I know what I’ve done. Bad things. Terrible, awful, murderous things.
I’d been told to be sure and stay to see what happened after the credits when I watched X, so I did and I was glad I did. After the credits of X, I was shocked and delighted with what I got: a fake trailer for a prequel movie to X, set in 1918, and, in the same ways that X created a film with the look of the seventies, this prequel mimicked the look of epic family films from the golden age of Hollywood. What a great joke and a fantastic, as I said, FAKE trailer. It wasn’t until the next day that I realized this trailer wasn’t fake. This prequel, Pearl, was already completed; it had been made in secret immediately after the filming of X. Writer-director West and star Mia Goth had worked on the story as a backstory for Pearl’s character in X, but then, when West and his crew found themselves quarantined in New Zealand as COVID-19 shut down film productions everywhere, West made the decision to just go ahead and make a full movie out of this backstory with Goth playing the youthful version of Pearl.
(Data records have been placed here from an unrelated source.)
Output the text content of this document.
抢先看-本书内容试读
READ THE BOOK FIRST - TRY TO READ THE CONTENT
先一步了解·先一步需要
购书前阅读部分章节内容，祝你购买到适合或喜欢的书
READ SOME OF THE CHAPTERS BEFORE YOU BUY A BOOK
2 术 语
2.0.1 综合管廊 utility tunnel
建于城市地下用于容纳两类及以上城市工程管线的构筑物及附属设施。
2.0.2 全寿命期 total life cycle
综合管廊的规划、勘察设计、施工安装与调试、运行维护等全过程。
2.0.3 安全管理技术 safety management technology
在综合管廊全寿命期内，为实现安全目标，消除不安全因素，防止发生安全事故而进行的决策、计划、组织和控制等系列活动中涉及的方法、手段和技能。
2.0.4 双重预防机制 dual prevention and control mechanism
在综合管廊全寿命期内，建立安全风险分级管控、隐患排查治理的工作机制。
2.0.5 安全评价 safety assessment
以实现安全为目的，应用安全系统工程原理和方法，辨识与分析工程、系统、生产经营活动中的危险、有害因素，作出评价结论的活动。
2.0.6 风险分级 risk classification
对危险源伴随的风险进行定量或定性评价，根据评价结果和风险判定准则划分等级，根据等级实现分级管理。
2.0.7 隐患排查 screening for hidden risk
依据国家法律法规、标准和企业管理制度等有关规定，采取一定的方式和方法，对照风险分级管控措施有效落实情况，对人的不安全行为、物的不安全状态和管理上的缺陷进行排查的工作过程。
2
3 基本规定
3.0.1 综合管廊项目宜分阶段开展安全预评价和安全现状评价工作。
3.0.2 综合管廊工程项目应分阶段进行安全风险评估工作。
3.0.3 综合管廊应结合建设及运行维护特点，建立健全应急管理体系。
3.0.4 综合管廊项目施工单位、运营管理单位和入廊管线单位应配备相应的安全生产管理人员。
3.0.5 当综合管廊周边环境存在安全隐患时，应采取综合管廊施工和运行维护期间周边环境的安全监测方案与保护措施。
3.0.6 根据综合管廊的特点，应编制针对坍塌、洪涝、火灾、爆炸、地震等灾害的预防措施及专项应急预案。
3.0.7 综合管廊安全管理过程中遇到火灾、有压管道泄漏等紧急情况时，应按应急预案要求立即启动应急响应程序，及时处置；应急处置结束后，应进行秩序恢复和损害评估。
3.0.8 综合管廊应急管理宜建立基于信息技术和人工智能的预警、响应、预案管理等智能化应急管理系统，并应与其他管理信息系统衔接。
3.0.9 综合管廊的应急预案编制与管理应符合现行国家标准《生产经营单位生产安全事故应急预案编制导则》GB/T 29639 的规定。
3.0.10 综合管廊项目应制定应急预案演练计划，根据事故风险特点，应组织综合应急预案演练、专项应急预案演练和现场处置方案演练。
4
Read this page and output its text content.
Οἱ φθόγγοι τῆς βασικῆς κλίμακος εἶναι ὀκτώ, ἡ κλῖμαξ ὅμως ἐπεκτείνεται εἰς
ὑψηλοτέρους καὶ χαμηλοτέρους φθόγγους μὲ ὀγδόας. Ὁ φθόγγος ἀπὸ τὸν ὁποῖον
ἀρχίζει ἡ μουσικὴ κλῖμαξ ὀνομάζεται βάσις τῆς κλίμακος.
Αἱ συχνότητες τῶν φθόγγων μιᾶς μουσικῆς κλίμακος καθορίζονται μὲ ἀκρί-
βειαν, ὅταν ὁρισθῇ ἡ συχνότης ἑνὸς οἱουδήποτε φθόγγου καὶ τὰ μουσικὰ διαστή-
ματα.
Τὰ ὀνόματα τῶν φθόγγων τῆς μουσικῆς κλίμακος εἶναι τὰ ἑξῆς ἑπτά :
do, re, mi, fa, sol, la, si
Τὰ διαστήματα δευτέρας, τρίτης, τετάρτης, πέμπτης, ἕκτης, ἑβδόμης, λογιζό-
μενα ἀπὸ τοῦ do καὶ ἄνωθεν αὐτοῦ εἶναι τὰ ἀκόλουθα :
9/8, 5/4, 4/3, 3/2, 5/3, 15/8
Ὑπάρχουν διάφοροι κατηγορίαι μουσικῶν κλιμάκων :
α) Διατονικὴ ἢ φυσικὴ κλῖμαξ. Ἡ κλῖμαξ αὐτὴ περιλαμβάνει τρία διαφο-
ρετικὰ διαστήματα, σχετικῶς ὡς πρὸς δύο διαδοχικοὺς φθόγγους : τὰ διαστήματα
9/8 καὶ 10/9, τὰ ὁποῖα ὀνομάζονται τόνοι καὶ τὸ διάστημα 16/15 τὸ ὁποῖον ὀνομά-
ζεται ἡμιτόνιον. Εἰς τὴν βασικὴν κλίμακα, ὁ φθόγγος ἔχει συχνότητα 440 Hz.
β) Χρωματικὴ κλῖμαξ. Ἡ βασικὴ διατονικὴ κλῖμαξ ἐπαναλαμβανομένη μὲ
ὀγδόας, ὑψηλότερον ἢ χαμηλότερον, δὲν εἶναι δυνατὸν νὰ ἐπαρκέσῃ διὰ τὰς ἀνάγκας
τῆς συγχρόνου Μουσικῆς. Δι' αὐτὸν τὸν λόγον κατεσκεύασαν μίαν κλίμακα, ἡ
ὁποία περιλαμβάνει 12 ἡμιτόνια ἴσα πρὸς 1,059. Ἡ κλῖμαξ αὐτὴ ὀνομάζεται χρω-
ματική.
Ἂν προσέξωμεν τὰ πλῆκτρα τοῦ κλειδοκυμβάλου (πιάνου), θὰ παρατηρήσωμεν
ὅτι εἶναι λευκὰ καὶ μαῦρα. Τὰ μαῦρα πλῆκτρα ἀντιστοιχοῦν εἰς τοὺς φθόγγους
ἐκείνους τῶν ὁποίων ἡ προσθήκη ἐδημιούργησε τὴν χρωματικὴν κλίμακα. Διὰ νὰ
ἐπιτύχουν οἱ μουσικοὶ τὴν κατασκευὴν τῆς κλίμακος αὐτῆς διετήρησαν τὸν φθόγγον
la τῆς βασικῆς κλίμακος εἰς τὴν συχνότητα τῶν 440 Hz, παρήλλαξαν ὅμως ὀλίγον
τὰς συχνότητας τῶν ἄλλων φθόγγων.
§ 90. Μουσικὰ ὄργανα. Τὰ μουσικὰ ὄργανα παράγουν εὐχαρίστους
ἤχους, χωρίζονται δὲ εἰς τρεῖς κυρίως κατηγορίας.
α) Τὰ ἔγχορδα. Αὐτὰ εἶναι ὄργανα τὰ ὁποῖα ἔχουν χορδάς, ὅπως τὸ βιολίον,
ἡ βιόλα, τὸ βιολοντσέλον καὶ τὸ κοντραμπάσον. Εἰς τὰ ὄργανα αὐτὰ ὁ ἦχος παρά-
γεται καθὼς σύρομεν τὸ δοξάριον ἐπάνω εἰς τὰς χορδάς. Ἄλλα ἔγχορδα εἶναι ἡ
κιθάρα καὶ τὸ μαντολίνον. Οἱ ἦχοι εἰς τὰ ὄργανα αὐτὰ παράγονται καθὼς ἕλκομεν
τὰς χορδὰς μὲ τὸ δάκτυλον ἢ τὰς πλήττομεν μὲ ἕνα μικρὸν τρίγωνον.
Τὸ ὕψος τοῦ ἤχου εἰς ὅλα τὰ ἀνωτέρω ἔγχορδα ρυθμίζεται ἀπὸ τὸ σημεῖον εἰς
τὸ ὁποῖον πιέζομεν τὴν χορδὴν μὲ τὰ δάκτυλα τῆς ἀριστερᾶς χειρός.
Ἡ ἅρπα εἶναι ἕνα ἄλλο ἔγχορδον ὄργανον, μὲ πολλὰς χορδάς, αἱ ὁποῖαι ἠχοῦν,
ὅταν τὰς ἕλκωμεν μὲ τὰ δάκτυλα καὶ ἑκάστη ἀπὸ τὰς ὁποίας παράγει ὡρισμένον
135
It's a hell of a story and with just these two movies, Goth has established herself as a horror muse for the ages, particularly with her co-writing credit on this film. I’ll say right from the jump that I don’t feel this film is quite as consistently excellent as X. Some of the flaws of this film might just come with the territory. The decision to tell this story in a Technicolor, Golden Age melodrama style was inspired and West absolutely nails every sweeping shot, every melodramatic flourish and oh, that glorious score. That does make it oftea bit hard to build tension quite as effectively as he did in X, so the first half of Pearl doesn’t rachet the dread and suspense up the way X did; it even drags a hair, if I’m going to be perfectly honest. And I’m less high on the ensemble here; I thought everyone in X was pitch perfect, all the way down to the bit players, but some of the performances here didn’t quite work for me or perhaps it’s that the characters aren’t quite as compellingly written or as layered. Is this part of the whole Golden Age pastiche? Maybe, but it didn’t need to be. I will highlight Emma Jenkins-Purro, for instance, as a supporting player here that gives a really wonderful performance.
Regardless, the star of the show here is, once you get past West’s bravura filmmaking, absolutely Mia Goth and this might just be my favorite performance of 2022. At times I feared she was playing up the Midwestern twang a bit too much, but it’s all in service of a slowly unwinding character. Pearl is driven by a desire for fame and excitement, more than just her dull life on the farm, and, just like Maxine in X, she sees a possible escape in the movies. They fuel her fantasies and tantalize with the possibility of an escape route. But there’s a deep darkness inside Pearl and her innocent naïve fantasies of fame and fortune aren’t like everyone else’s, not deep down.
And while I did have some reservations about this movie as I said above, when it takes the turn . . . you know, the ONE, THE turn, it just really knocked me out. There’s a classic audition sequence, of course, where Pearl thinks she might just get her big break and starting with that scene, really of her arriving at the audition, the film just kicked into high gear and Goth just kicked it into high gear and right through until the end, I was riveted, disturbed, deeply unsettled and just blown away by Goth’s performance, first of all, and the visual inventiveness of the film, second of all. Goth gets handed a beast of a monologue that she does in a shot that goes for over five minutes long at one point and no spoilers, but the final shot of this film is one of the most haunting and disturbing final shots ever. Goth just finds the emotions and they are so raw and so compelling. There’s a stabbing scene here where she hits full rage mode in a way I rarely see actors able to do; as someone who has dealt with anger issues in my life, I often find the way actors play rage to ring false to me, but not this time. And in that monologue and then in that final shot, Goth is acting on the level of an icon. I’ve been a fan of Goth ever since I first noticed her back in A Cure for Wellness; I liked her non-traditional looks and the kind of off-kilter air she brought to her performances. I’m so thrilled that she’s gotten these two movies, and, yes, a third coming up, which is a sequel to X. Just for these two performances, she deserves a slot in horror movie history.
Anyway, things on Pearl weren’t quite as tight or precise as they were on X and that makes sense given the way the films were written and then made; but the experience of those last forty-five minutes or so was captivating, compelling, disturbing and intense in a way horror movies just aren’t often enough. Pearl delivers on the gore and the violence, but it’s that dark, endless well of psychopathy that made this movie land on me like a ton of bricks. West and Goth know real horror, the skull beneath the aesthetics of the skin. These two films might just be the best original/sequel pair in horror history and that’s a happy ending right out of Hollywood. 4 stars.
tl;dr – high-concept prequel to X is a magical throwback that, despite its few flaws, ultimately delivers a profoundly disturbing experience; star Goth is acting at a level rarely seen. 4 stars.